Europäischer Kulturpark Bliesbruck-Reinheim (Teil 1)

1989 entstand an der deutsch-französischen Grenze ein länderübergreifender Archäologiepark, der Europäische Kulturpark Bliesbruck-Reinheim (frz.: Parc Archéologique Européen de Bliesbruck-Reinheim). Das Areal umfasst 70.000 Quadratmeter.

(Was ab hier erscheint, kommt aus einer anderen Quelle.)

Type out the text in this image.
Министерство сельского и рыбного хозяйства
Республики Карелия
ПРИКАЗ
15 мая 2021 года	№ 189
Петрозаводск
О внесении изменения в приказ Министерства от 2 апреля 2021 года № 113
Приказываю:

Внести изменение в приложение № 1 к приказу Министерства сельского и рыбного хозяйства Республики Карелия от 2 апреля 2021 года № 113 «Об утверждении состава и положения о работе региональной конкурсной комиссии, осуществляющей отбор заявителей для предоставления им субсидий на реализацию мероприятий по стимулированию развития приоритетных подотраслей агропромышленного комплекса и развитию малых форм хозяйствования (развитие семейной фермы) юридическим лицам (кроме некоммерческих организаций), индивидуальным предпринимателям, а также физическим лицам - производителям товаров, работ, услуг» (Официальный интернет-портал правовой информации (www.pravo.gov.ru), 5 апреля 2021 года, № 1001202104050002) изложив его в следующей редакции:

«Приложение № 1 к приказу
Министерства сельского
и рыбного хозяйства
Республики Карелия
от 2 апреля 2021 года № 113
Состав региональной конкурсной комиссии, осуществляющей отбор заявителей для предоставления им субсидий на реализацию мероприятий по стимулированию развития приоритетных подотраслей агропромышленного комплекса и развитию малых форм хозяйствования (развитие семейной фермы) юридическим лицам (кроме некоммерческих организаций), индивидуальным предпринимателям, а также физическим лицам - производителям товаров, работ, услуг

Bereits Anfang des 19. Jahrhunderts fanden hier erste Ausgrabungen von Resten einer Villa und einer Siedlung aus römischer Zeit statt. Spätestens 1954 wurde der Ort dann auch überregional bekannt, als man in einer Kies- und Sandgrube bei Reinheim auf drei Grabhügel aus keltischer Zeit stieß. Darunter befand sich das reich ausgestattete Grab einer gesellschaftlich hochstehenden Frau, ein sogenanntes Fürstinnengrab. Zehn Jahre später machte Reinheim noch einmal Schlagzeilen als man einen Hortfund aus dem 9. Jh. v. Chr. fand. Auf französischer Seite fand man 1971 Reste einer römischen Siedlung.

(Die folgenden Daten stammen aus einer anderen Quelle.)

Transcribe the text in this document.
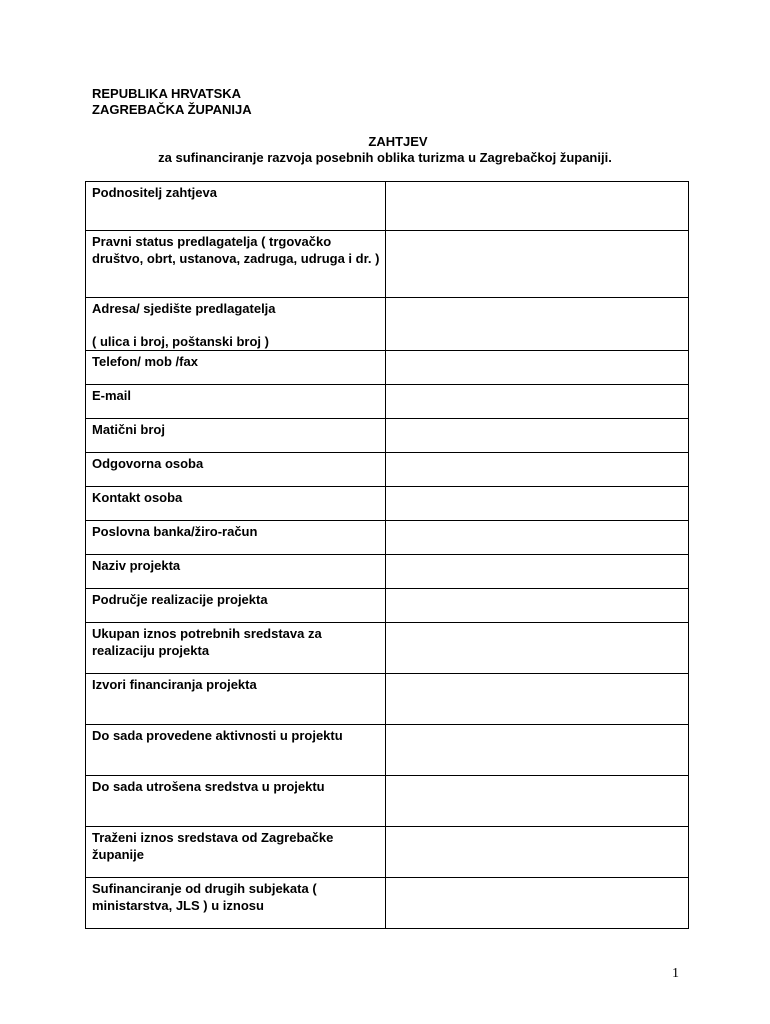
REPUBLIKA HRVATSKA
ZAGREBAČKA ŽUPANIJA
ZAHTJEV
za sufinanciranje razvoja posebnih oblika turizma u Zagrebačkoj županiji.
Podnositelj zahtjeva	
Pravni status predlagatelja ( trgovačko društvo, obrt, ustanova, zadruga, udruga i dr. )	
Adresa/ sjedište predlagatelja
( ulica i broj, poštanski broj )	

Telefon/ mob /fax	
E-mail	
Matični broj	
Odgovorna osoba	
Kontakt osoba	
Poslovna banka/žiro-račun	
Naziv projekta	
Područje realizacije projekta	
Ukupan iznos potrebnih sredstava za realizaciju projekta	
Izvori financiranja projekta	
Do sada provedene aktivnosti u projektu	
Do sada utrošena sredstva u projektu	
Traženi iznos sredstava od Zagrebačke županije	
Sufinanciranje od drugih subjekata ( ministarstva, JLS ) u iznosu	
1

Noch heute finden auf dem Gelände des Parks Ausgrabungen statt. Für die zahlreichen Besucher, die jedes Jahr in den Park kommen, wurden verschiedene Informations- und Ausstellungsgebäude eingerichtet. In Reinheim präsentiert die Maison Jean Schaub die Besiedlungsgeschichte des Bliesgaus von der Steinzeit bis zur römischen Epoche. Auf französischer Seite zeigt das Ausstellungszentrum CREX Funde aus dem römischen vicus (Siedlung) und bietet auch Raum für Sonderausstellungen. Der Geschichte des Parks widmet sich das sogenannte „Gebäude an der Grenze“.

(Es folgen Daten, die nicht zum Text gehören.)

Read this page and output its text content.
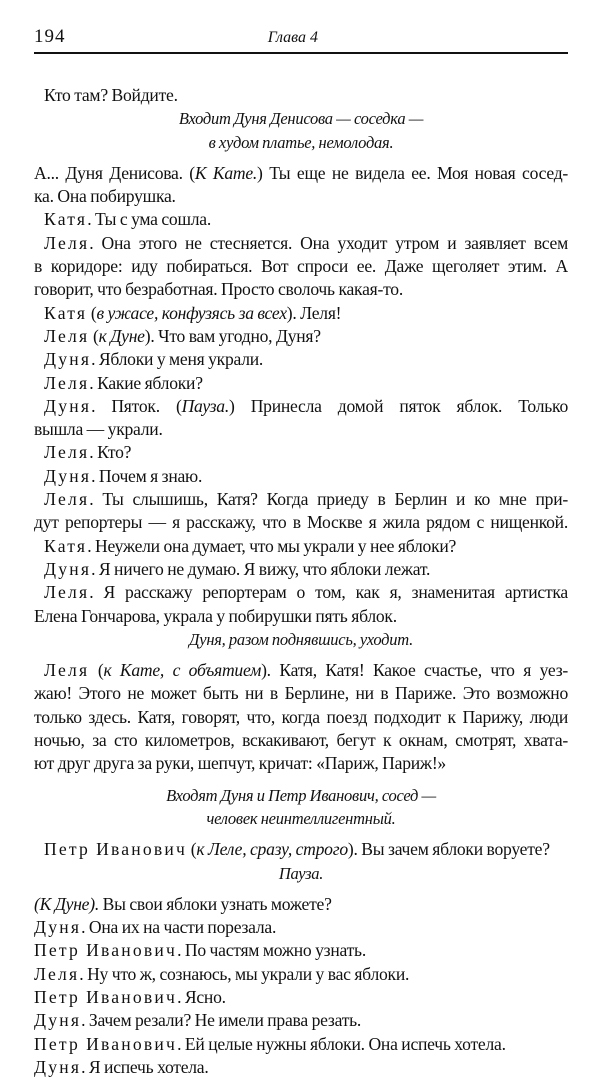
194	Глава 4
Кто там? Войдите.
Входит Дуня Денисова — соседка —
в худом платье, немолодая.
А... Дуня Денисова. (К Кате.) Ты еще не видела ее. Моя новая сосед-
ка. Она побирушка.
Катя. Ты с ума сошла.
Леля. Она этого не стесняется. Она уходит утром и заявляет всем
в коридоре: иду побираться. Вот спроси ее. Даже щеголяет этим. А
говорит, что безработная. Просто сволочь какая-то.
Катя (в ужасе, конфузясь за всех). Леля!
Леля (к Дуне). Что вам угодно, Дуня?
Дуня. Яблоки у меня украли.
Леля. Какие яблоки?
Дуня. Пяток. (Пауза.) Принесла домой пяток яблок. Только
вышла — украли.
Леля. Кто?
Дуня. Почем я знаю.
Леля. Ты слышишь, Катя? Когда приеду в Берлин и ко мне при-
дут репортеры — я расскажу, что в Москве я жила рядом с нищенкой.
Катя. Неужели она думает, что мы украли у нее яблоки?
Дуня. Я ничего не думаю. Я вижу, что яблоки лежат.
Леля. Я расскажу репортерам о том, как я, знаменитая артистка
Елена Гончарова, украла у побирушки пять яблок.
Дуня, разом поднявшись, уходит.
Леля (к Кате, с объятием). Катя, Катя! Какое счастье, что я уез-
жаю! Этого не может быть ни в Берлине, ни в Париже. Это возможно
только здесь. Катя, говорят, что, когда поезд подходит к Парижу, люди
ночью, за сто километров, вскакивают, бегут к окнам, смотрят, хвата-
ют друг друга за руки, шепчут, кричат: «Париж, Париж!»
Входят Дуня и Петр Иванович, сосед —
человек неинтеллигентный.
Петр Иванович (к Леле, сразу, строго). Вы зачем яблоки воруете?
Пауза.
(К Дуне). Вы свои яблоки узнать можете?
Дуня. Она их на части порезала.
Петр Иванович. По частям можно узнать.
Леля. Ну что ж, сознаюсь, мы украли у вас яблоки.
Петр Иванович. Ясно.
Дуня. Зачем резали? Не имели права резать.
Петр Иванович. Ей целые нужны яблоки. Она испечь хотела.
Дуня. Я испечь хотела.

Auch wurden einige der Befunde für die Besucher aufbereitet und teilweise rekonstruiert: das keltische Fürstinnengrab, die römische Villa und die gallo-römische Siedlung mit ihrer großen Thermenanlage. Die folgenden Artikel werden diese Befunde näher vorstellen.

Literaturauswahl:

  • Andreas Stinsky, „Die Villa von Reinheim. Ein ländliches Domizil der gallo-römischen Oberschicht“, Nünnerich-Asmus-Verlag (2016)
  • Diane Dusseaux, Der Saarpfalz-Kreis und das Departement Moselle präsentieren: Europäischer Kulturpark Bliesbruck-Reinheim. Saint-Etienne: IAC Editions d’Art (2013)
  • Walter Reinhard (Hg.), Die keltische Fürstin von Reinheim. Europäischer Kulturpark Bliesbruck-Reinheim. Gersheim-Reinheim: Stiftung Europ. Kulturpark (2004)
  • Walter Reinhard, Kurt W. Alt, Kelten, Römer und Germanen im Bliesgau. 1. Aufl. Gersheim-Reinheim: Stiftung Europäischer Kulturpark Bliesbruck-Reinheim (Denkmalpflege im Saarland, 3) (2010)

(Fortsetzung folgt …)

Gallo-römisches Heiligtum von Grand, Frankreich (Teil 2)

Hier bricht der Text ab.